Another twenty minutes of kneeling next to his parents' lifeless bodies convinced him otherwise.

In the days that followed, he met a lot of adults that apparently had something to do with his parents. It seemed like the whole city knew Thomas and Martha Wayne. But when they wanted to shake his hand, he just stared at theirs. When they wanted to ask him questions, he remained silent. And they all reacted the same way, too. They would all look at him with these sad smiles and faintly watery eyes, shaking their heads. They would all say to one another, behind his back, "Poor little Bruce. It's hardened his heart already."

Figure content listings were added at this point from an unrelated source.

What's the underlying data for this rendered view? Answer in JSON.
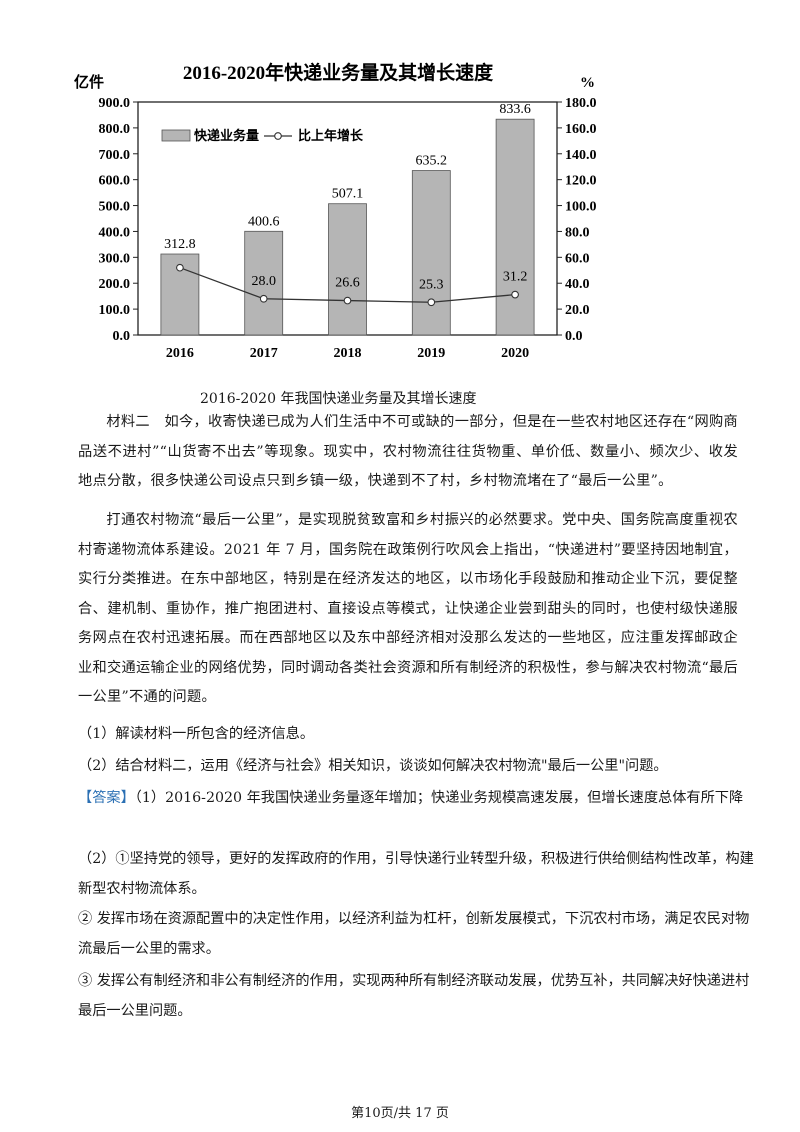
{
  "chart_data": {
    "type": "bar+line",
    "title": "2016-2020年快递业务量及其增长速度",
    "y_left_unit": "亿件",
    "y_right_unit": "%",
    "categories": [
      "2016",
      "2017",
      "2018",
      "2019",
      "2020"
    ],
    "left_ticks": [
      "900.0",
      "800.0",
      "700.0",
      "600.0",
      "500.0",
      "400.0",
      "300.0",
      "200.0",
      "100.0",
      "0.0"
    ],
    "right_ticks": [
      "180.0",
      "160.0",
      "140.0",
      "120.0",
      "100.0",
      "80.0",
      "60.0",
      "40.0",
      "20.0",
      "0.0"
    ],
    "ylim_left": [
      0,
      900
    ],
    "ylim_right": [
      0,
      180
    ],
    "series": [
      {
        "name": "快递业务量",
        "kind": "bar",
        "values": [
          312.8,
          400.6,
          507.1,
          635.2,
          833.6
        ],
        "labels": [
          "312.8",
          "400.6",
          "507.1",
          "635.2",
          "833.6"
        ]
      },
      {
        "name": "比上年增长",
        "kind": "line",
        "values": [
          52,
          28.0,
          26.6,
          25.3,
          31.2
        ],
        "labels": [
          "",
          "28.0",
          "26.6",
          "25.3",
          "31.2"
        ]
      }
    ],
    "legend_position": "top-left",
    "colors": {
      "bar": "#b5b5b5",
      "line": "#333333"
    }
  },
  "caption": "2016-2020 年我国快递业务量及其增长速度",
  "para1": "材料二　如今，收寄快递已成为人们生活中不可或缺的一部分，但是在一些农村地区还存在“网购商品送不进村”“山货寄不出去”等现象。现实中，农村物流往往货物重、单价低、数量小、频次少、收发地点分散，很多快递公司设点只到乡镇一级，快递到不了村，乡村物流堵在了“最后一公里”。",
  "para2": "打通农村物流“最后一公里”，是实现脱贫致富和乡村振兴的必然要求。党中央、国务院高度重视农村寄递物流体系建设。2021 年 7 月，国务院在政策例行吹风会上指出，“快递进村”要坚持因地制宜，实行分类推进。在东中部地区，特别是在经济发达的地区，以市场化手段鼓励和推动企业下沉，要促整合、建机制、重协作，推广抱团进村、直接设点等模式，让快递企业尝到甜头的同时，也使村级快递服务网点在农村迅速拓展。而在西部地区以及东中部经济相对没那么发达的一些地区，应注重发挥邮政企业和交通运输企业的网络优势，同时调动各类社会资源和所有制经济的积极性，参与解决农村物流“最后一公里”不通的问题。",
  "q1": "（1）解读材料一所包含的经济信息。",
  "q2": "（2）结合材料二，运用《经济与社会》相关知识，谈谈如何解决农村物流\"最后一公里\"问题。",
  "answer_tag": "【答案】",
  "answer1": "（1）2016-2020 年我国快递业务量逐年增加；快递业务规模高速发展，但增长速度总体有所下降",
  "answer2": "（2）①坚持党的领导，更好的发挥政府的作用，引导快递行业转型升级，积极进行供给侧结构性改革，构建新型农村物流体系。",
  "answer3": "② 发挥市场在资源配置中的决定性作用，以经济利益为杠杆，创新发展模式，下沉农村市场，满足农民对物流最后一公里的需求。",
  "answer4": "③ 发挥公有制经济和非公有制经济的作用，实现两种所有制经济联动发展，优势互补，共同解决好快递进村最后一公里问题。",
  "footer": "第10页/共 17 页"
}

They had no idea how right they were.

Time went on. He grew older, he grew colder, and everything around him changed before he realized it. The manor had become peaceful, and somewhere along the line he became its only occupant, about the same time that another tombstone was added to the family plot out back. The painful clamor in his mind and heart had quieted. But Gotham City, and the world itself, only proceeded to gradually get worse until, at last, Bruce took notice. And something…else within him was awakened, something much more cunning and sinister.

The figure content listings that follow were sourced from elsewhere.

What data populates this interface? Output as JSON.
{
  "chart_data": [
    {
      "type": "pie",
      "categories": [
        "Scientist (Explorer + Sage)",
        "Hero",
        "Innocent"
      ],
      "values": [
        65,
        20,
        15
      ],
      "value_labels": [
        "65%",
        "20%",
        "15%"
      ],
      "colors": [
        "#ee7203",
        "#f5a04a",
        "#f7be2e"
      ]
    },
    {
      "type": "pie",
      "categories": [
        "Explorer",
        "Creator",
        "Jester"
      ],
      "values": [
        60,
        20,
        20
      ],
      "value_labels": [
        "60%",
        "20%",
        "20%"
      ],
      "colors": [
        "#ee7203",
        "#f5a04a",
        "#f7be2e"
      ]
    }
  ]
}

That something was the first of his demons.

It drove him across the globe, searching for God only knew what. Perhaps he wanted inner peace; perhaps he only wanted to perpetuate a war he could not win. And everywhere he went, every would-be mentor he sought out, always carried the same attitude toward this phantom feeling. It was all really very tragic, how often he was told he was pursuing an insane goal. Nobody seemed to understand him. Nobody seemed to care.

Then, chance—or maybe it was fate—took him to an old master of a near-forgotten martial art in Taiwan who spoke to him of a certain Ra's al Ghul.

And Bruce realized that he was looking for purpose, purpose that Ra's could give to him.

Perhaps the world wasn't as hopeless as he'd thought.